The Dellows' D2/1 and Paloma Beach 103 were taken on by Barrie and Joan who had cat stories to tell us. Living in an arid landscape by El Medano, half-wild cats came to their garden not for food but for water. They would sit on the wall and wait for the irrigation hopper to overload with water and tilt, releasing its water to the pipes supplying the roots. The dogs, on the other hand, would sit outside the gates waiting for their bowls to be filled by Joan's watering can. Occasionally, driving back from Granadilla along the pretty winding secondary route we would find dogs waiting for the roadside troughs to fill with water rushing down from the reservoirs.

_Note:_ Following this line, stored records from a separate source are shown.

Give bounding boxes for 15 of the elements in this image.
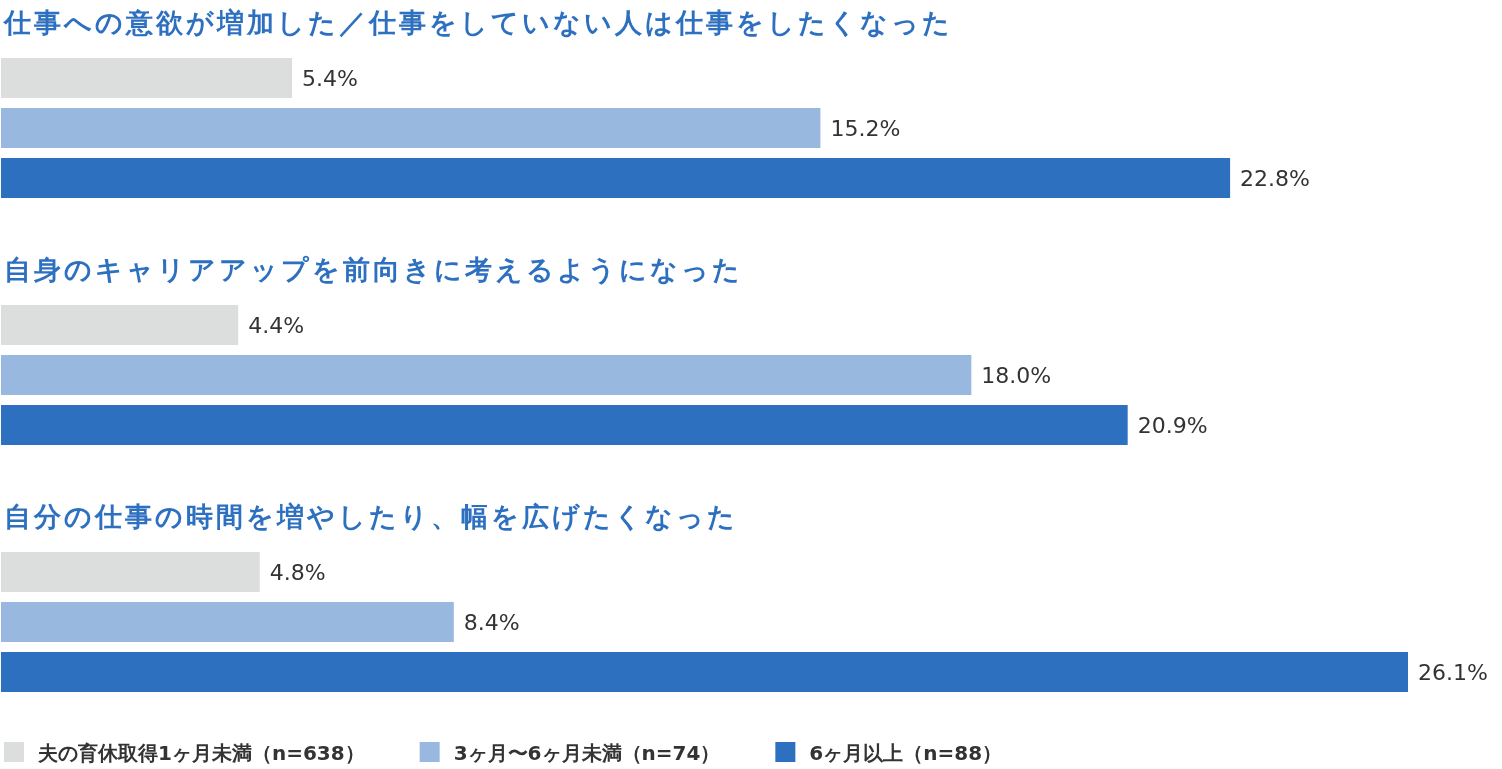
data-label: 8.4% [463,610,520,635]
data-label: 22.8% [1240,166,1310,191]
legend-label: 夫の育休取得1ヶ月未満（n=638） [37,741,365,765]
y-tick-label: 仕事への意欲が増加した／仕事をしていない人は仕事をしたくなった [3,7,953,38]
data-label: 4.8% [269,560,326,585]
legend-label: 6ヶ月以上（n=88） [809,741,1003,765]
legend-label: 3ヶ月〜6ヶ月未満（n=74） [453,741,721,765]
data-label: 4.4% [248,313,305,338]
data-label: 18.0% [981,363,1052,388]
data-label: 5.4% [302,66,359,91]
y-tick-label: 自分の仕事の時間を増やしたり、幅を広げたくなった [4,501,738,532]
data-label: 15.2% [830,116,901,141]
data-label: 26.1% [1418,660,1488,685]
data-label: 20.9% [1137,413,1208,438]
y-tick-label: 自身のキャリアアップを前向きに考えるようになった [4,254,743,285]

The road had a few blind bends and some caution was required to avoid thirsty animals.

Mimi is smart enough to raid the lamb. We hear the wire cover falling to the floor, but we are not quick enough. She bounds for the top of the kitchen cupboard with a cutlet.

"Mimi, I shall take you for a very long walk!" I threaten, "In the car!"

Tosca

But what of Home - our little house in Wanstead? Could Mimi possibly fit in with the black pair - with aloof immaculate Tosca and ugly earless Oliver who never felt deprived or disadvantaged by his shorn appearance? .Like goldfish in a bowl these two politely avoid each other and rarely quarrel, but they may form a liaison to drive out a newcomer. A thought to reckon with! Tosca belonged to Keri, Lizzie's no. 3, and came to Wanstead when Keri moved from Milton Keynes to work abroad. Oliver came from the P.D.S.A. as one of a litter of rescued kittens, all equally odd, for they had no ears to speak of. We were casually informed that an enterprising child with scissors had worked through the litter cutting off their ears. A scandalised neighbour put them in a cardboard box and brought them to the rescue centre. As for poor old Oliver, the child who cut off his ears was no artist giving him a bollocky lopsided appearance that caused him to be dubbed unofficial minder to Madame Tosca - although this title has never prevented him from taking a swipe at her for daring his bowl.

Oliver

But right now we have a party of four arriving at 204 Los Angeles and they want a high chair. First thing; look through the clean bed-linen bag to make sure Mimi hasn't crawled in there. She has done it once before, been carted off to the job, followed shortly by Lizzie racing up on her Spanish bicycle: "She's gone! She's not in the garden. Not anywhere! Bloody cat!"

"Funny thing," I reply, "there's a cat here looks just like Mimi!"

Joan gave us a word about Siamese cats. "When I was a girl we had Siamese cats. They are beautiful creatures, affectionate, noisy, very active, highly intelligent. My Mum kept two for showing."

She did not mention that they are also highly delinquent!